Department Stores, Computer Forensics, and the Private Police

target.png

The September 1st issue of the New Yorker includes a fascinating article (not yet available online, but here’s the abstract) by John Colapinto about the high-tech, mini-police departments being set up by department store chains to catch shoplifters. The article, which focuses in particular on Target, veers for a brief moment into one of my areas of interest–computer forensics. Target has hired a “senior computer investigator” named Brent Pack, a former Army computer crime investigator who helped analyze the Abu Ghraib photographs. Why does Target need a computer investigator? Mr. Pack

analyzes digital storage devices seized from suspected retail-crime gangs–BlackBerrys, photo memory cards, cell phones, business servers, and desktop computers. . . . At the moment, Pack was analyzing a hard drive seized by the police in a phony-check-writing operation that had victimized Target stores. “I’m going through here and looking for any evidence of check-writing software on any of their hard drives,” he said, pointing to the computer screen, which showed a JPEG of a blank check

Is it proper for the police to delegate its forensic work to Target? The FBI agents I used to work with as a DOJ computer crimes prosecutor kept a tight leash on the data they had seized and were reluctant to share data with state and local cops, much less private parties. They justifiably worried about ensuring that non-FBI analysts were staying within the scope of the warrant, because courts have suppressed electronic evidence obtained outside of the scope of the warrant and have even thrown out all of the evidence obtained if the warrant was executed in flagrant disregard of its terms. I’m not saying that the use of a third-party forensic analyst should automatically result in a flagrant disregard ruling, but it will invite scrutiny.

And even if one can justify the use of private forensics specialists generally, shouldn’t the police refrain from giving 500 gigabytes of personal information to victims of crimes? Because victims–even corporate victims–have a strong incentive to solve the crimes committed against them, might they not feel more pressure than a cop to look beyond the scope of warrants, peering deeply into the private lives of data owners?

I am even more worried about a much more troubling possibility: Is Target seizing cellphones and laptops from suspected shoplifters? Discussing another, anonymous store, not Target, Colapinto describes how suspected shoplifters get hauled into interrogation rooms and questioned at length by former law enforcement agents. In addition to this, are store security personnel frisking suspects and seizing electronic devices? I can understand how a department store might be entitled to engage in a limited search to look for its stolen property, but does this justify the seizure, retention, and subsequent analysis of cell phones and laptops?
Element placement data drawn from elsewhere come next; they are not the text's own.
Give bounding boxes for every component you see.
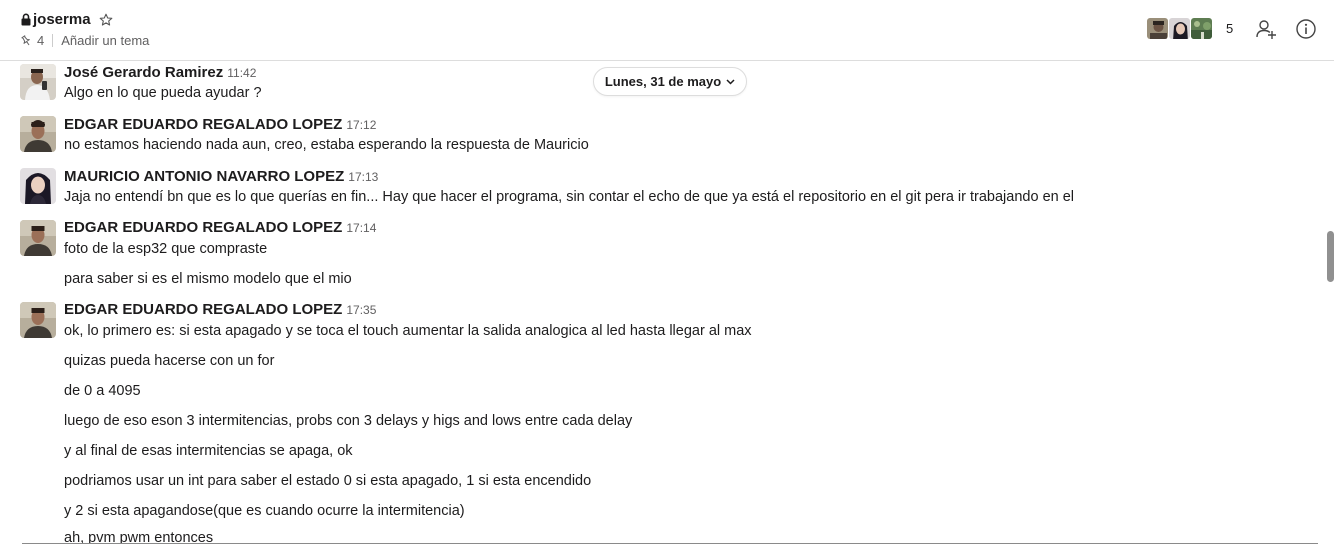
message-text: podriamos usar un int para saber el esta… xyxy=(64,473,592,489)
add-user-icon[interactable] xyxy=(1255,18,1277,40)
message-text: Algo en lo que pueda ayudar ? xyxy=(64,85,262,101)
date-divider-button[interactable]: Lunes, 31 de mayo xyxy=(593,67,747,96)
message-timestamp[interactable]: 17:35 xyxy=(346,303,376,317)
member-list-button[interactable]: 5 xyxy=(1146,17,1233,40)
message-sender[interactable]: MAURICIO ANTONIO NAVARRO LOPEZ 17:13 xyxy=(64,168,378,185)
message-text: y 2 si esta apagandose(que es cuando ocu… xyxy=(64,503,465,519)
message-timestamp[interactable]: 11:42 xyxy=(227,66,256,80)
member-count: 5 xyxy=(1226,21,1234,36)
message-timestamp[interactable]: 17:14 xyxy=(346,221,376,235)
pinned-count[interactable]: 4 xyxy=(37,33,44,48)
avatar[interactable] xyxy=(20,302,56,338)
sender-name[interactable]: MAURICIO ANTONIO NAVARRO LOPEZ xyxy=(64,168,344,185)
channel-header: joserma 4 Añadir un tema 5 xyxy=(0,0,1334,61)
message-sender[interactable]: EDGAR EDUARDO REGALADO LOPEZ 17:12 xyxy=(64,116,376,133)
add-topic-link[interactable]: Añadir un tema xyxy=(61,33,149,48)
lock-icon xyxy=(21,13,31,26)
star-icon[interactable] xyxy=(99,13,113,27)
avatar[interactable] xyxy=(20,168,56,204)
channel-title[interactable]: joserma xyxy=(21,11,113,28)
member-avatar xyxy=(1146,17,1169,40)
meta-divider xyxy=(52,34,54,47)
channel-meta: 4 Añadir un tema xyxy=(20,33,149,48)
pin-icon[interactable] xyxy=(20,34,32,47)
avatar[interactable] xyxy=(20,64,56,100)
message-sender[interactable]: José Gerardo Ramirez 11:42 xyxy=(64,64,256,81)
date-divider-label: Lunes, 31 de mayo xyxy=(604,74,722,89)
sender-name[interactable]: EDGAR EDUARDO REGALADO LOPEZ xyxy=(64,301,342,318)
message-text: quizas pueda hacerse con un for xyxy=(64,353,275,369)
sender-name[interactable]: EDGAR EDUARDO REGALADO LOPEZ xyxy=(64,219,342,236)
message-text: de 0 a 4095 xyxy=(64,383,141,399)
info-icon[interactable] xyxy=(1295,18,1317,40)
message-text: para saber si es el mismo modelo que el … xyxy=(64,271,352,287)
sender-name[interactable]: José Gerardo Ramirez xyxy=(64,64,223,81)
message-sender[interactable]: EDGAR EDUARDO REGALADO LOPEZ 17:14 xyxy=(64,219,376,236)
avatar[interactable] xyxy=(20,220,56,256)
message-text: ok, lo primero es: si esta apagado y se … xyxy=(64,323,752,339)
avatar[interactable] xyxy=(20,116,56,152)
composer-top-border xyxy=(22,543,1318,544)
message-text: y al final de esas intermitencias se apa… xyxy=(64,443,353,459)
message-text: no estamos haciendo nada aun, creo, esta… xyxy=(64,137,589,153)
message-text: ah, pvm pwm entonces xyxy=(64,530,214,543)
message-timestamp[interactable]: 17:12 xyxy=(346,118,376,132)
channel-name: joserma xyxy=(33,11,91,28)
member-avatar xyxy=(1168,17,1191,40)
message-timestamp[interactable]: 17:13 xyxy=(348,170,378,184)
message-sender[interactable]: EDGAR EDUARDO REGALADO LOPEZ 17:35 xyxy=(64,301,376,318)
message-text: luego de eso eson 3 intermitencias, prob… xyxy=(64,413,633,429)
member-avatar xyxy=(1190,17,1213,40)
message-text: Jaja no entendí bn que es lo que querías… xyxy=(64,189,1075,205)
message-text: foto de la esp32 que compraste xyxy=(64,241,268,257)
sender-name[interactable]: EDGAR EDUARDO REGALADO LOPEZ xyxy=(64,116,342,133)
chevron-down-icon xyxy=(726,78,735,85)
scrollbar-thumb[interactable] xyxy=(1327,231,1334,282)
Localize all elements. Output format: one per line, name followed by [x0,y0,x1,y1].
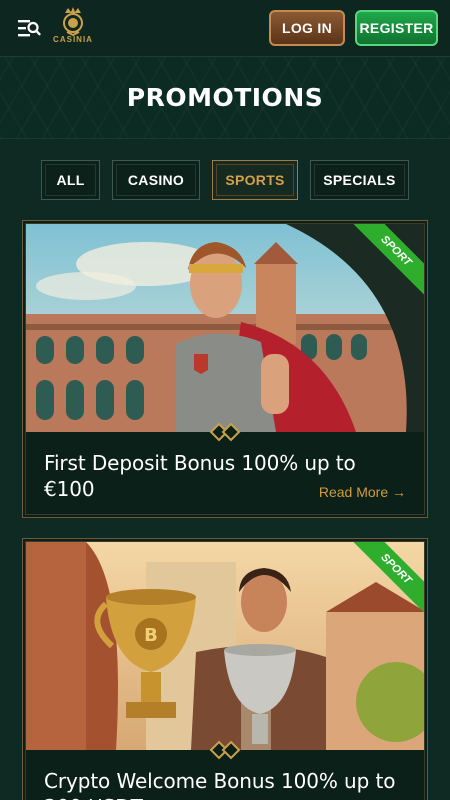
menu-search-button[interactable] [16,16,42,40]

Reading this Article kept bringing me back to David Sklansky’s excellent article, The Private Police, 46 UCLA L. Rev. 1165 (1999) (abstract). A decade ago, Sklansky traced the rise of private police forces, focusing in particular on neighborhood patrol services starting with Pinkertonism in the 1800’s. He noted that as these entities play a greater role in policing society, this might give rise to the kind of invasions the Fourth (and Fifth and Sixth) Amendment was intended to prevent. If Target is seizing cell phones from suspected thieves–and I must stress that it is not clear from this article that they are–it realizes Sklansky’s fears.

You may also like...

4 Responses

  1. JP says:

    Interesting. I haven’t read the Sklansky article, but I’m curious as to why any Constitutional references are necessary. Isn’t common law civil liability (e.g., conversion, false imprisonment) intended to protect against this type of conduct? The corresponding criminal laws could be applicable against the security officers and corporations as well.

    Also, the stores might in some cases be more interested in large-scale detection and prevention of future fraud or shoplifting than in ensuring convictions on a few individual counts of shoplifting or check fraud.

  2. Cathy says:

    The Target guy might have issues doing what he does in Michigan:

    http://recordingindustryvspeople.blogspot.com/2008/09/computer-forensics-technicians-are.html

    (Michigan apparently has just passed a law requiring computer forensics technicians be licensed as private investigators in light of the MediaSentry nonsense regarding the RIAA lawsuits.)

  3. Paul Ohm says:

    JP–

    I haven’t done the Sklansky article justice. He doesn’t say that Constitutional remedies are necessary–in fact, he disagrees with others who had argued for extending the state action doctrine to cover the private police. Instead, he uses the spread and prevalence of private policing to engage in some interesting ruminations about the state action doctrine and equal protection.

  4. Danielle Citron says:

    Paul, Thanks for that excellent post. Law enforcement’s move here is part of a broader trend of privitization of government, which has a host of problems now including your terrific point. Do controls exist to ensure that the third-party contractors processing data (including individuals’ SSNs and other sensitive personal information) for agencies adhere to the Privacy Act? Not that I know of. And my favorite topic–the automated decision-making systems often built by vendors who encode policy, get it wrong, and no one knows until after lives are affected? Your post really got me thinking–thanks so much!